An Anoka County man was found guilty Tuesday of illegally removing a retaining wall and other property from his foreclosed office building.

Donald Mordal, 46, a businessman in Nowthen, was charged in 2011 with the rare felony crime of removing or damaging property subject to a mortgage with intent to hurt the property's value. At the time, he was only the second person charged with that offense in Anoka County in the past 25 years.

The police and the bank said Mordal caused more than $40,000 in damage. He defended his actions during his jury trial, saying he had no intent to reduce the value of the building, according to his attorney, Bryan Leary. Mordal stressed that while he wasn't familiar with the language of the mortgage, he removed only items he reasonably believed belonged to him.

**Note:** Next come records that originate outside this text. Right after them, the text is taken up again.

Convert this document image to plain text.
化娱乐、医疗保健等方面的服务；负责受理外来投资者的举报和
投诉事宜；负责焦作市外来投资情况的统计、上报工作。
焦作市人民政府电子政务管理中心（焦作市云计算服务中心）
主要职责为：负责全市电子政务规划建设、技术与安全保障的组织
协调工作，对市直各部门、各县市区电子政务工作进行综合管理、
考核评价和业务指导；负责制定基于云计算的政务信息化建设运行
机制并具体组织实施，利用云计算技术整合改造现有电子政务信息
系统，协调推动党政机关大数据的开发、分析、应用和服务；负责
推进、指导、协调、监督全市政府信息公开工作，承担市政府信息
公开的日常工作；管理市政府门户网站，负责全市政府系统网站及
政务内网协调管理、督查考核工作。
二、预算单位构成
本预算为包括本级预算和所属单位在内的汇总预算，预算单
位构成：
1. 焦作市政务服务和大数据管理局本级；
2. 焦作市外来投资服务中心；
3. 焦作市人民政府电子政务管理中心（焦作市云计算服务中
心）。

Leary said the defense also focused on the value of the building. In closing arguments, Leary said, he asserted that "if you wipe lipstick off a pig, you don't reduce its value or change the price of bacon."

Mordal will be sentenced April 12.

"I don't think I did anything illegal," Mordal told the Star Tribune after he was charged in 2011.

After years of building his business, Mordal couldn't make his mortgage payments in June 2009, and the bank foreclosed on the 7,600-square-foot building he'd helped construct. With it sitting empty, the charges say, he removed some doors and windows, plumbing, cabinets and landscape boulders he had bought and installed.

Mordal was charged with "defeating security on realty." Prosecutors said he wasn't charged with a more common felony theft crime, which requires intent to take someone else's property and deprive them of it. Technically, he owned the property he is alleged to have taken illegally.

None of the property was sold, Mordal said, and a brand-new air-conditioning unit was left behind in the building.

The trial lasted four days and jurors took about six hours to find Mordal guilty.